The kernel gets the Nginx IO system call to get/web/echo/index.php after this file request

The 1 kernel reads the inode of the metadata area/, reads the number of the corresponding data block from the Inode, and then finds its corresponding block in the data area (1 2nd block), read the mapping table on block 1th to find the Web this name in the metadata area corresponding to the inode number 2 kernel read the web corresponding inode (3rd), to know that the web in the data area corresponding block is 5th block, Then to the data area to find block 5th, read the mapping table, the echo corresponding to the Inode is number 5th, and then to the metadata area to find the 5th inode3 Kernel read the 5th Inode, to get echo in the data area corresponds to the  Block 11th, and then to the data area to read block 11th to get the mapping table, the index.php corresponding Inode is 9th 4 kernel to the metadata area to read the 9th Inode, to get index.php corresponding is 15 and 16th data blocks, and then went to the data area to find the  16th block, read the contents of it, get the full content of index.php       
Five.

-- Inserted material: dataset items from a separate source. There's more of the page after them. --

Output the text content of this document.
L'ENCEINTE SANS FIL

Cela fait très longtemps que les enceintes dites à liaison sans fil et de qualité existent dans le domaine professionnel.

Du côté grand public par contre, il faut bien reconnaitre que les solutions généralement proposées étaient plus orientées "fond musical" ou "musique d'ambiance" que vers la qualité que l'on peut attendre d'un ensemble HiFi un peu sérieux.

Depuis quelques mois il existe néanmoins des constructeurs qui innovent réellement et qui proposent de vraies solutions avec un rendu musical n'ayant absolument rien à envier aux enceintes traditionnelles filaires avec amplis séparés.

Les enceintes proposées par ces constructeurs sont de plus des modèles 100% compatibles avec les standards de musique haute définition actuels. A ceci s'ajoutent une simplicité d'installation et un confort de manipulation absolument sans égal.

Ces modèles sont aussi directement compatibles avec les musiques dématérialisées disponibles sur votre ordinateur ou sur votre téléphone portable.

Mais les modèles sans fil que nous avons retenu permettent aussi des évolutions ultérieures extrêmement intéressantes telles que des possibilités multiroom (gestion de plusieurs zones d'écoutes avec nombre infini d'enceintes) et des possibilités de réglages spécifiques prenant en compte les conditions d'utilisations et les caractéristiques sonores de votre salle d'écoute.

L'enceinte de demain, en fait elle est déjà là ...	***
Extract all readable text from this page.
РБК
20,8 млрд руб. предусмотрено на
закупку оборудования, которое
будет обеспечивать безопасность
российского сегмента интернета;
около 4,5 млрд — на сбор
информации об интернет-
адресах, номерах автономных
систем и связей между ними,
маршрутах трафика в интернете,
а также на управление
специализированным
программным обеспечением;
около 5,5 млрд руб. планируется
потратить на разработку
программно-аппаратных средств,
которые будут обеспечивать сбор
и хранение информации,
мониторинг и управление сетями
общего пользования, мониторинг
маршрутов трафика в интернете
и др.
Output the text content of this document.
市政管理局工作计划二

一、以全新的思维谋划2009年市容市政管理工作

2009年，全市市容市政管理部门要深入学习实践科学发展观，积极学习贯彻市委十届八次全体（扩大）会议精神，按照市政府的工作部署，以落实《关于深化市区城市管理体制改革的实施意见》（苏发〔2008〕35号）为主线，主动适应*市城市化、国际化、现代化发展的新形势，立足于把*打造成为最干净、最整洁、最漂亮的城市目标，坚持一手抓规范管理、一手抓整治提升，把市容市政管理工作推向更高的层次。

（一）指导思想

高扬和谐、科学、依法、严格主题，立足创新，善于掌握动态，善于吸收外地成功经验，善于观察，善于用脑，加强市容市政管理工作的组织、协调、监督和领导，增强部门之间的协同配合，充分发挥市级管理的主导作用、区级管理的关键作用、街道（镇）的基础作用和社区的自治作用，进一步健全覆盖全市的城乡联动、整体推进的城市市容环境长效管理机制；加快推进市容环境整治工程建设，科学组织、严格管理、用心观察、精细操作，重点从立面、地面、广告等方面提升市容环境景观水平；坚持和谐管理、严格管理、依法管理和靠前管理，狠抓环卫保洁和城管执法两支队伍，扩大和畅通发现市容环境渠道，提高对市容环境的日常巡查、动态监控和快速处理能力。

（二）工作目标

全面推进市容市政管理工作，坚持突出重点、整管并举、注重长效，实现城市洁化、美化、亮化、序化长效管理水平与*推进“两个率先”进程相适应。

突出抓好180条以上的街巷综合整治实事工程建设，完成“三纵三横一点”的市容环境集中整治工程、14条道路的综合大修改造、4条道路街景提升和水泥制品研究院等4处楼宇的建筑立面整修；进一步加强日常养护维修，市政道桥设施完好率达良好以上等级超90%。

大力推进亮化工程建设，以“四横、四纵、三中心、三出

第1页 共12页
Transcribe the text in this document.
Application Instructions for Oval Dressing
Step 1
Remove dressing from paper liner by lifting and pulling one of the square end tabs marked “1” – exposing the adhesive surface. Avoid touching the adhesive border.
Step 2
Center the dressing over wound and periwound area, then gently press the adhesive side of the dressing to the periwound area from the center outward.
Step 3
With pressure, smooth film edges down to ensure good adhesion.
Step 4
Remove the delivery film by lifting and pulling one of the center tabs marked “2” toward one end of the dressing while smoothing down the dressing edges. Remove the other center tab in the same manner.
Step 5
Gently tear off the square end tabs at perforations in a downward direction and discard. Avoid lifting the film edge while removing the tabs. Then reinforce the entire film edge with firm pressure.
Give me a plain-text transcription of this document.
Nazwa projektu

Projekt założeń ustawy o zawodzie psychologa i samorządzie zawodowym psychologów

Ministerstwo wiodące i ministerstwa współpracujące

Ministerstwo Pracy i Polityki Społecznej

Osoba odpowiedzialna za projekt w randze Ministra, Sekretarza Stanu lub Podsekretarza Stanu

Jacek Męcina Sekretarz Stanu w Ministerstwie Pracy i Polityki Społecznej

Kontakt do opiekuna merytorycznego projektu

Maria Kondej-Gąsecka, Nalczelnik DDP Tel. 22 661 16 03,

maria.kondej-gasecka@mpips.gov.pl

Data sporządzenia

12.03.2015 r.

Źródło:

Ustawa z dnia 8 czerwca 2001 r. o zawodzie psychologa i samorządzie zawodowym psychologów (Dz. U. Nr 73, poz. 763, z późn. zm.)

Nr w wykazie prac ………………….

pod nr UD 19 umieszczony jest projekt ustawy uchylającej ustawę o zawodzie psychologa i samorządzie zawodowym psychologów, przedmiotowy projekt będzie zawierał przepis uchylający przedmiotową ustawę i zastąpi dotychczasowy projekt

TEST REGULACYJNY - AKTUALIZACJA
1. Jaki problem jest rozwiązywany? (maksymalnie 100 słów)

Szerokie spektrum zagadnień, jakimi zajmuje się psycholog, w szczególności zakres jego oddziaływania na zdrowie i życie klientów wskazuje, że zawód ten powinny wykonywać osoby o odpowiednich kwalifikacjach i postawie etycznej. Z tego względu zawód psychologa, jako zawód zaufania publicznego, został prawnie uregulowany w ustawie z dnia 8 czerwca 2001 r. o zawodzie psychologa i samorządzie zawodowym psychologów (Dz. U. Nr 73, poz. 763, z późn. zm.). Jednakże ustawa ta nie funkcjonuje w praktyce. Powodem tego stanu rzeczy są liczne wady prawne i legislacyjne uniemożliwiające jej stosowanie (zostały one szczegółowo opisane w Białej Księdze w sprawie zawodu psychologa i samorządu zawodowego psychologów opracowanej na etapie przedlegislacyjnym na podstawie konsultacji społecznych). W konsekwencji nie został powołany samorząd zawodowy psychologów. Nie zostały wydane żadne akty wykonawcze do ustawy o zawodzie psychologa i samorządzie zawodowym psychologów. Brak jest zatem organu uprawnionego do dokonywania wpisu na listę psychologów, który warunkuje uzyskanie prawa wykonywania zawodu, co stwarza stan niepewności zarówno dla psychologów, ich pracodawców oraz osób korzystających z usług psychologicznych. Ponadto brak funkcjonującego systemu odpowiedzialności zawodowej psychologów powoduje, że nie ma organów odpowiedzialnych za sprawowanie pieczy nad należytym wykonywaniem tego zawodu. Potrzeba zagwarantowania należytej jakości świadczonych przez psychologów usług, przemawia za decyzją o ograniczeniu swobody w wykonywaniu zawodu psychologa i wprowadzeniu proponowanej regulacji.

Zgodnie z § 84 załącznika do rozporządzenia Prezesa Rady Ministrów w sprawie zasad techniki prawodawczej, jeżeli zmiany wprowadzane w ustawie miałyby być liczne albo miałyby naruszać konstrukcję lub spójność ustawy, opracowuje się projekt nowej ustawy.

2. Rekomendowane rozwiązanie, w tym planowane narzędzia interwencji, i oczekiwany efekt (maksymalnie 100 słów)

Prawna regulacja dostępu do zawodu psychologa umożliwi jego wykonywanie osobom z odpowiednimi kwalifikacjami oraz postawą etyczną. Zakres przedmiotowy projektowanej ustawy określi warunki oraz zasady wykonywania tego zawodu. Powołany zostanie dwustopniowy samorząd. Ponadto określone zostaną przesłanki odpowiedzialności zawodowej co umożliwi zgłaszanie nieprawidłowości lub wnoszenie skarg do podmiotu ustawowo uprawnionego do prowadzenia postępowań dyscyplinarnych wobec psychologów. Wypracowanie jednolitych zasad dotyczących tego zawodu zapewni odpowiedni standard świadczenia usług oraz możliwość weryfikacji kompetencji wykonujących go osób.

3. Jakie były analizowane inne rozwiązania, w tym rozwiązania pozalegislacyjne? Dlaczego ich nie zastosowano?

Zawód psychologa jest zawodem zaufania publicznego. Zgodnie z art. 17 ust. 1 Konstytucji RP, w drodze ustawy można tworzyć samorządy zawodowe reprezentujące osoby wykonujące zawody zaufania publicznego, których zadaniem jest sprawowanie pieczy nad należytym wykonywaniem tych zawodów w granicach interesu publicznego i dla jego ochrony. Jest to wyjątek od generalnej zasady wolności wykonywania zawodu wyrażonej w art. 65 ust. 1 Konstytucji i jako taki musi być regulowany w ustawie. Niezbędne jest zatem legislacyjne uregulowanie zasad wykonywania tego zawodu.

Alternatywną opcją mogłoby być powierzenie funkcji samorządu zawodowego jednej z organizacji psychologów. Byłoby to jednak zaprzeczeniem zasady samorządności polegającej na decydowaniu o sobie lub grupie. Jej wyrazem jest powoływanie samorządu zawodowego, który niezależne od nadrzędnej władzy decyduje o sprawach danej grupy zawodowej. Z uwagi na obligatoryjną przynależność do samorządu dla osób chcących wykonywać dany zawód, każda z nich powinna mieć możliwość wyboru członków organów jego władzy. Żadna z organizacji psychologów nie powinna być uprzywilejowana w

The browser parses the HTML code and requests the resources in the HTML code

When the browser gets the index.html file, it begins parsing the HTML code, and when it encounters static resources such as Js/css/image, it goes to the server to request the download (using multi-threaded download, the number of threads per browser is different), this time using the Keep-alive feature , to establish an HTTP connection, you can request multiple resources, the order of downloading resources is in the order of the code, but because each resource size is different, and the browser and multi-threaded request resources, so from the point of view, the order shown here is not necessarily the order in the code.

When a browser requests a static resource (without expiring), it initiates an HTTP request to the server (asking whether the resource has been modified since the last modification time), and if the server side returns a 304 status code (which tells the browser that the server side has not been modified), Then the browser will directly read the local cache file for that resource.

Detailed browser How to work see: http://kb.cnblogs.com/page/129756/

Six. The browser renders the page rendering to the user

Finally, the browser makes use of its internal working mechanism, renders the requested static resource and HTML code, renders it to the user after rendering.

The complete HTTP transaction declaration has been completed since this time.

To turn a full HTTP request

Contact Us

The content source of this page is from Internet, which doesn't represent Alibaba Cloud's opinion; products and services mentioned on that page don't have any relationship with Alibaba Cloud. If the content of the page makes you feel confusing, please write us an email, we will handle the problem within 5 days after receiving your email.

If you find any instances of plagiarism from the community, please send an email to: info-contact@alibabacloud.com and provide relevant evidence. A staff member will contact you within 5 working days.

A Free Trial That Lets You Build Big!

Start building with 50+ products and up to 12 months usage for Elastic Compute Service

  • Sales Support

    1 on 1 presale consultation

  • After-Sales Support

    24/7 Technical Support 6 Free Tickets per Quarter Faster Response

  • Alibaba Cloud offers highly flexible support services tailored to meet your exact needs.